Actuellement, la vente de véhicules électriques ne dépasse pas 1 % du marché mondial, de plus elle n’est pas rentable sans subventions. Une adoption plus large du véhicule électrique ne pourra se faire qu’à partir du moment où deux problèmes seront résolus. D’une part, le rapport prix/coûts et d’autre part, les infrastructures de chargement (densité, rapidité). Une fois que la technologie de recharge atteindra un niveau suffisant et que le coût sera identique à celui des moteurs à combustion, les ventes de véhicules électriques devraient décoller. À l’heure actuelle, le coût de production est de 20000 $ pour le véhicule électrique et à peine 5000$ pour le moteur thermique.

Pour ce qui est des véhicules électriques, on peut investir directement dans la production au niveau des constructeurs, mais aussi dans les fabricants de batteries (ou de leurs composants), voire dans la chaîne d’approvisionnement (lithium, graphite).

La technologie au service des nouvelles fonctions des véhicules

Le véhicule autonome nous apparaît complexe. Les obstacles sont nombreux, à la fois technologiques et en termes de régulation. Au niveau de la technologie, nous disposons déjà de véhicules capables de rouler de manière autonome mais celle-ci n’est pas encore mature.

Le récent accident mortel d’un taxi robot Uber à Phoenix aux Etats-Unis a démontré que les systèmes de conduite automatiques actuels ne sont pas infaillibles. Les développements devraient néanmoins se poursuivre si l’on se fie aux différentes annonces des constructeurs.

Plusieurs tendances fortes se dessinent suite au développement des véhicules autonomes et connectés. La valeur se déplace progressivement de l’assemblage et de la commercialisation vers la fourniture de technologies innovantes. En effet, les nouvelles technologies transforment le métier.

Les innovations les plus prometteuses (logiciel, internet et big data) viennent d’entreprises du monde de la technologie qui se trouvent en dehors de l’écosystème traditionnel de l’industrie automobile. La conduite assistée, l’autonomie des véhicules, les véhicules connectés, etc. constituent quelques défis pour les constructeurs. Selon A.T. Kearney, le contenu et le software totaliseront 60% du coût total du véhicule en 2030 (contre 10% actuellement). Dans ces conditions, de nouveaux entrants issus de la Tech (Apple, Google notamment) lorgnent sur le marché de l’automobile. Au niveau des véhicules autonomes, il existe un grand nombre d’entreprises (software, hardware) qui gravitent autour des technologies (cartographique, analytique, gestion du véhicule, conduite assistée, cloud).

Les constructeurs historiques doivent donc impérativement s’adapter à cette nouvelle concurrence disruptive.

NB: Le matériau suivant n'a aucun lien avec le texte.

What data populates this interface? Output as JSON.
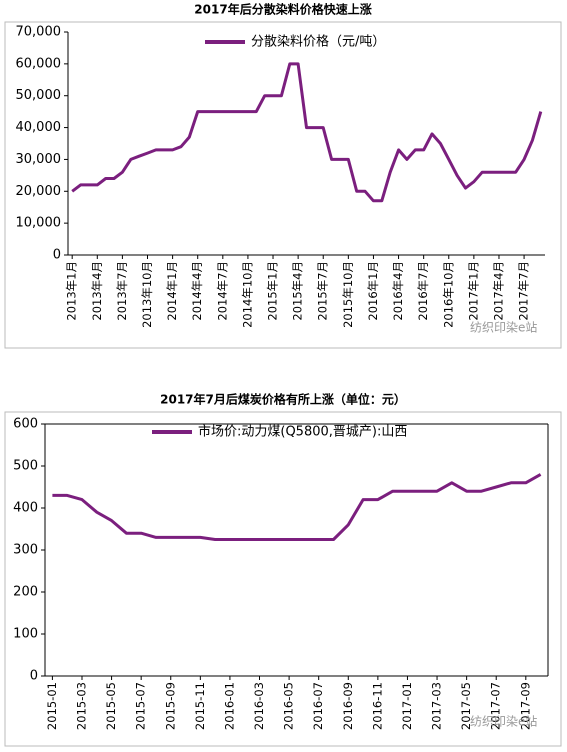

En revanche, les entreprises de la technologie (semi-conducteurs notamment) ont une expertise dans le domaine et profitent par ailleurs de la même multiplication de l’utilisation de composantes électroniques dans l’industrie manufacturière et dans et dans les produits de consommation. Ce sont donc avant tout elles les grandes gagnantes des mutations en cours dans le secteur de l’automobile. Il s’agit de sociétés telles qu’Infineon, ON Semiconductor.

Toutefois, la mise en application du véhicule autonome est encore confrontée à plusieurs obstacles, comme l’adaptation du cadre légal et assurantiel, l’harmonisation du code de la route à l’échelle internationale. Surtout, la technologie n’est pas encore suffisamment mature.

Enfin, l’un des grands défis de l’industrie sera de protéger le conducteur contre les intrusions de hackers, qui seront capables de prendre le contrôle d’une automobile à distance si elle présente des failles. À ce niveau, les éditeurs de solutions de sécurité sont la clé.